When the Game Is Rigged Before It Starts

Bad-faith argumentation does not try to find truth -- it tries to exhaust you, and recognizing the pattern is the only defense that does not require you to play along.

What to Notice

That uneasy sense that someone is using the shape of honest conversation without any of its substance
The relief of recognizing that you do not have to keep answering questions that were never really questions
A growing ability to tell the difference between someone who disagrees with you and someone who is performing disagreement for a different purpose entirely

Concepts in This Collection

F404

Sealioning

You have made a reasonable statement, and someone responds with polite, relentless requests for evidence -- not because they want to understand, but because they have discovered that your good faith is an inexhaustible resource they can drain. The requests never end, the civility never cracks, and the goal was never comprehension.

1 of 6
F108

JAQing Off

Someone frames accusations and insinuations as innocent questions, planting doubt while claiming they are just curious. The questions carry embedded assumptions that do the real rhetorical work, but the question mark at the end provides just enough cover to say 'I never actually claimed anything.'

2 of 6
F109

Concern Trolling

Someone shows up claiming to be on your side, expressing worry that your approach might backfire -- but their 'helpful' suggestions always seem to steer you toward doing less, doing it later, or doing it differently in ways that happen to serve the interests of those who oppose you. The concern sounds genuine, which is exactly why it works.

3 of 6
F110

Tone Trolling

Instead of engaging with what you said, someone focuses on how you said it -- insisting that your frustration, passion, or directness disqualifies your argument.
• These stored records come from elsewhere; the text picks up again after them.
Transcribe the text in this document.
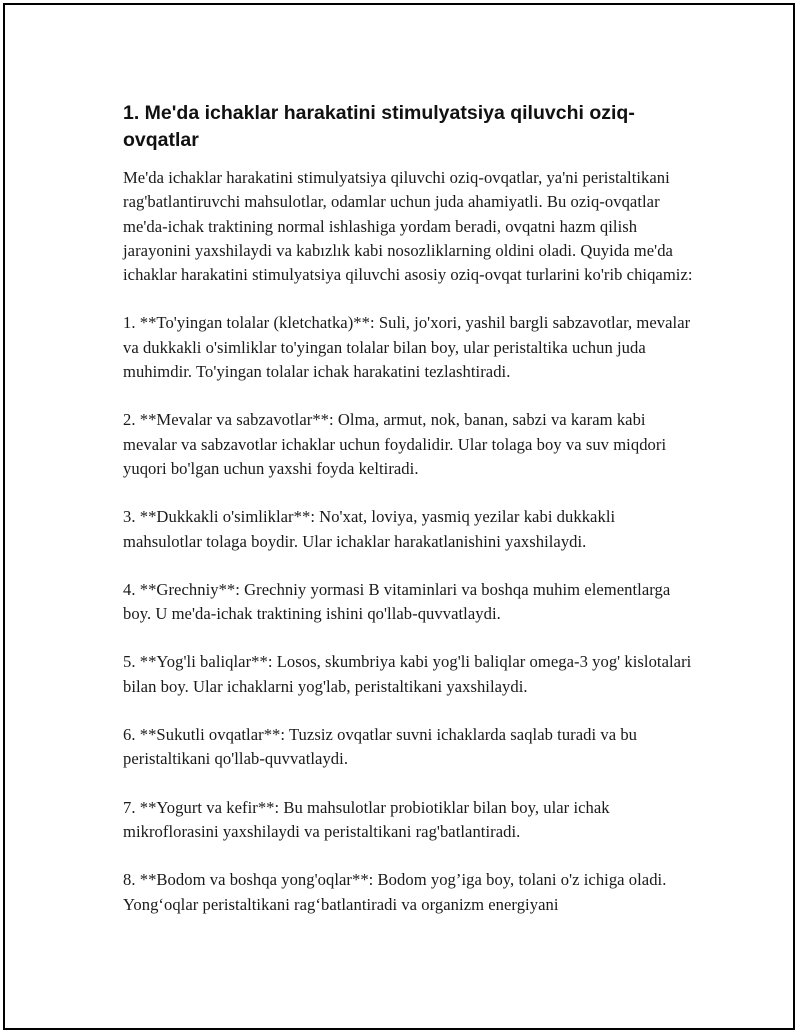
1. Me'da ichaklar harakatini stimulyatsiya qiluvchi oziq-ovqatlar

Me'da ichaklar harakatini stimulyatsiya qiluvchi oziq-ovqatlar, ya'ni peristaltikani rag'batlantiruvchi mahsulotlar, odamlar uchun juda ahamiyatli. Bu oziq-ovqatlar me'da-ichak traktining normal ishlashiga yordam beradi, ovqatni hazm qilish jarayonini yaxshilaydi va kabızlık kabi nosozliklarning oldini oladi. Quyida me'da ichaklar harakatini stimulyatsiya qiluvchi asosiy oziq-ovqat turlarini ko'rib chiqamiz:

1. **To'yingan tolalar (kletchatka)**: Suli, jo'xori, yashil bargli sabzavotlar, mevalar va dukkakli o'simliklar to'yingan tolalar bilan boy, ular peristaltika uchun juda muhimdir. To'yingan tolalar ichak harakatini tezlashtiradi.

2. **Mevalar va sabzavotlar**: Olma, armut, nok, banan, sabzi va karam kabi mevalar va sabzavotlar ichaklar uchun foydalidir. Ular tolaga boy va suv miqdori yuqori bo'lgan uchun yaxshi foyda keltiradi.

3. **Dukkakli o'simliklar**: No'xat, loviya, yasmiq yezilar kabi dukkakli mahsulotlar tolaga boydir. Ular ichaklar harakatlanishini yaxshilaydi.

4. **Grechniy**: Grechniy yormasi B vitaminlari va boshqa muhim elementlarga boy. U me'da-ichak traktining ishini qo'llab-quvvatlaydi.

5. **Yog'li baliqlar**: Losos, skumbriya kabi yog'li baliqlar omega-3 yog' kislotalari bilan boy. Ular ichaklarni yog'lab, peristaltikani yaxshilaydi.

6. **Sukutli ovqatlar**: Tuzsiz ovqatlar suvni ichaklarda saqlab turadi va bu peristaltikani qo'llab-quvvatlaydi.

7. **Yogurt va kefir**: Bu mahsulotlar probiotiklar bilan boy, ular ichak mikroflorasini yaxshilaydi va peristaltikani rag'batlantiradi.

8. **Bodom va boshqa yong'oqlar**: Bodom yog’iga boy, tolani o'z ichiga oladi. Yong‘oqlar peristaltikani rag‘batlantiradi va organizm energiyani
The conversation shifts from the substance of the issue to the acceptability of your emotional expression, and suddenly you are defending your tone instead of your point.

4 of 6
F111

Mala Fides

You are in a conversation that follows all the forms of rational discourse -- evidence is cited, objections are raised, points are addressed -- and yet nothing moves. No amount of reasoning changes anything, because the person you are talking to is not actually engaged in the same activity you are. You are trying to figure something out. They are trying to achieve something else entirely.

5 of 6
F112

Gaslighting

Someone is not just lying to you -- they are trying to make you distrust your own ability to know what is true. They deny things you saw, contradict things you heard, rewrite events you experienced, and when you push back, they suggest the problem is your perception, your memory, or your stability. The goal is not to win an argument but to make you unsure you can have one.